Lies Leaves the Scene of its Crime

Separate Lies
dir. Fellowes
Opens Fri Oct 14
Fox Tower

Based on a novel by Nigel Balchin, Separate Lies follows a hazy period of time in the lives of extremely wealthy Londoners James and Anne Manning (Tom Wilkinson and Emily Watson). James is a solicitor who commutes from their fancy country house into the city, often returning home at late hours, and Anne is his doting, loving, and completely repressed homemaker wife. Their happy, dull existence is disrupted one day by Bill Bule (Rupert Everett), a dashing chap with whom Anne strikes up an affair. Then a hit-and-run occurs involving an old man on a bicycle and a Range Rover, and things get complicated. The vehicle in question, not surprisingly, belongs to Bill.

Some films set in the thick of British hoity-toities focus on the seething emotion that can build and brim just below the surface of a life of cultural understatement—not so here. Nobody in Lies seems particularly seething, or even mildly distressed by their lot. Anne is kind of troubled that she and Bill face manslaughter charges in the wake of the hit-and-run (she was in the car with him), but not really troubled. Likewise, James, upon learning of her affair, makes some feeble efforts to get her back into his stodgy arms, but seems just as content to sit in front of the television and drink wine.

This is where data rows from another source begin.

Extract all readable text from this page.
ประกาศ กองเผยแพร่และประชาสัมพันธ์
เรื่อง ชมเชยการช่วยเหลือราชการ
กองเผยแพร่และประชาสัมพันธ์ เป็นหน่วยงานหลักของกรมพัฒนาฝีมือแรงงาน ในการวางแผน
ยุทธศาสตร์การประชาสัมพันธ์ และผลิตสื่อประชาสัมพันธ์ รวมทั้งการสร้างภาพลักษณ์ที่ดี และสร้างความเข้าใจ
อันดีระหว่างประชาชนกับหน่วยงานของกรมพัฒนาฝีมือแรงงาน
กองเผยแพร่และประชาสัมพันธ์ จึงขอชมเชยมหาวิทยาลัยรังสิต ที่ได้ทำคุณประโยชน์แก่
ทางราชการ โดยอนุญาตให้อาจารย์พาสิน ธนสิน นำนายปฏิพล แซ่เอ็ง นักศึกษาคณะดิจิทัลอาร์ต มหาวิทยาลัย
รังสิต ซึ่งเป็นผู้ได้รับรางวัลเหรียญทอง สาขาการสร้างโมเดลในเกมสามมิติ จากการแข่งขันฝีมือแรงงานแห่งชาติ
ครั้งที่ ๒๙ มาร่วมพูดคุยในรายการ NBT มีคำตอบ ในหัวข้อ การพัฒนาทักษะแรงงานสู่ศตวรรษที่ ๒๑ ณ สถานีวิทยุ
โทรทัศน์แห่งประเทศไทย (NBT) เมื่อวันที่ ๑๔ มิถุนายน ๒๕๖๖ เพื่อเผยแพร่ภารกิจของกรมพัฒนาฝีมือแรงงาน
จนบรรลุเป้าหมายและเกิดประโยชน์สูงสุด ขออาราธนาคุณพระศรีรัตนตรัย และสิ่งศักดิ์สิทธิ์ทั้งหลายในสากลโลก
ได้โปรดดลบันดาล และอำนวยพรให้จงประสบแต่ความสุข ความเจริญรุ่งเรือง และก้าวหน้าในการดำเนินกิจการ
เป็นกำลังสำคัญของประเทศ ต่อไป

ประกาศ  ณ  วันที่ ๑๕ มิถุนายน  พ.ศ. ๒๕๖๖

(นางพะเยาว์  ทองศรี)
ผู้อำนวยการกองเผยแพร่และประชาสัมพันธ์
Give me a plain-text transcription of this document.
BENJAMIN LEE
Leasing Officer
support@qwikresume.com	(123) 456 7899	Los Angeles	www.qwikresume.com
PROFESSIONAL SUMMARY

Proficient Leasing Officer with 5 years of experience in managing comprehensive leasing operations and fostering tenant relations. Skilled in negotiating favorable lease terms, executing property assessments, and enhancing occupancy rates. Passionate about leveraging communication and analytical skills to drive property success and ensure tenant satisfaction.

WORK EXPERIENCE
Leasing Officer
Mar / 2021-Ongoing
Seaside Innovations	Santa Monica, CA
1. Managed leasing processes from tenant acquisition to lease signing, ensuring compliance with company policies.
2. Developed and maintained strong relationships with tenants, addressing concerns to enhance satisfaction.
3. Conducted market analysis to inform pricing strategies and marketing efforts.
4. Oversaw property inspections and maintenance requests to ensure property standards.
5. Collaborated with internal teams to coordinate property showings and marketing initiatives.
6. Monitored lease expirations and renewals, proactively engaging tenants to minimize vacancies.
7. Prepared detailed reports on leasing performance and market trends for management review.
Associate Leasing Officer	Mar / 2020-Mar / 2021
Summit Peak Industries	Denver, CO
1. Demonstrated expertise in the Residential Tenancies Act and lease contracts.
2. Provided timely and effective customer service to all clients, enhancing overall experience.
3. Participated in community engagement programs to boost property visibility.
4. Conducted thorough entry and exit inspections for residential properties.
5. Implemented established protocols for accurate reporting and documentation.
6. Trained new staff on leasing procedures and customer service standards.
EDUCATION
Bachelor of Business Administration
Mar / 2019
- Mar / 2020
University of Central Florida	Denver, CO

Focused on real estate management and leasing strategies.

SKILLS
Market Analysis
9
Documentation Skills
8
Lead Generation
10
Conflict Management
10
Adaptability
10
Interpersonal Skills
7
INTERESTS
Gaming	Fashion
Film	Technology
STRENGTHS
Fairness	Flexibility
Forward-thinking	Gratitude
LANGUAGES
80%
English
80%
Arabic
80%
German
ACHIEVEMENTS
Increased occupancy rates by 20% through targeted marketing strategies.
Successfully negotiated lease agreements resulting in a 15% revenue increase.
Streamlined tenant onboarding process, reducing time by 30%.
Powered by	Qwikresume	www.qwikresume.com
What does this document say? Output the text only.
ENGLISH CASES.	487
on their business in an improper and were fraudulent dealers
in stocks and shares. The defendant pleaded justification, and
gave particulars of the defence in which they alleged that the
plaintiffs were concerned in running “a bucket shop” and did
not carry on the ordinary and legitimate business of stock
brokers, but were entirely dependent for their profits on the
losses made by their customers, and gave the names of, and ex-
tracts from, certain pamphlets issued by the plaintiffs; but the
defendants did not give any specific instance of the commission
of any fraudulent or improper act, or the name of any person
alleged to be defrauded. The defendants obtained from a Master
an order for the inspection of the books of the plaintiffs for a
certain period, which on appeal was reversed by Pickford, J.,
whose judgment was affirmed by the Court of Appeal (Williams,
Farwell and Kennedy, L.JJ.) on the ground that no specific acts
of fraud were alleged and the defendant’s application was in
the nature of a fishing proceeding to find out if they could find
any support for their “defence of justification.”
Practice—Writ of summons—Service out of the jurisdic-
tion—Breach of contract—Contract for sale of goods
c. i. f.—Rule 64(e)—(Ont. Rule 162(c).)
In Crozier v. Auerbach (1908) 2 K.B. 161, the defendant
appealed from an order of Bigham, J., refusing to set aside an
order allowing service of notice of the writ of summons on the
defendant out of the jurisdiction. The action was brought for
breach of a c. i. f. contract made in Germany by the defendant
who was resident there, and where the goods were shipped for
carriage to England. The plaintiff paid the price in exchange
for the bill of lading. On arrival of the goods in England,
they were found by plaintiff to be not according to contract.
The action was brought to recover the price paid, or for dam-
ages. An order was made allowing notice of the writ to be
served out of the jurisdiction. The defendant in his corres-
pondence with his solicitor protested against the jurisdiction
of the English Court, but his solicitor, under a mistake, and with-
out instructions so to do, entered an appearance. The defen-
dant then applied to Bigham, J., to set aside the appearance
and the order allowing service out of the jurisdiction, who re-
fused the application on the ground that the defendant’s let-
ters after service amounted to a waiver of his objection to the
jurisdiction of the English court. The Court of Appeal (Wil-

Writer and director Julian Fellowes depicts everything from James' point of view, and so we never get to see Bill and Anne relate to one another, a sight I was desperate to see—James' reactions to hearing about the affair just weren't cutting it; likewise the whole hit-and-run side plot, which is pretty much as boring as it sounds. The world of contemporary upper-class Britain is ripe for ridiculous satire, but here Fellowes doesn't seem interested in skewering it, as he did with great success in his screenplays for films like Gosford Park and Vanity Fair. Not interested in cultural criticism, he instead focuses his debut directorial effort on a sucky murder plot and an allegedly steamy affair that is only discussed, never shown. The result is a film that makes you wonder why the hell these sort of films ever get made at all.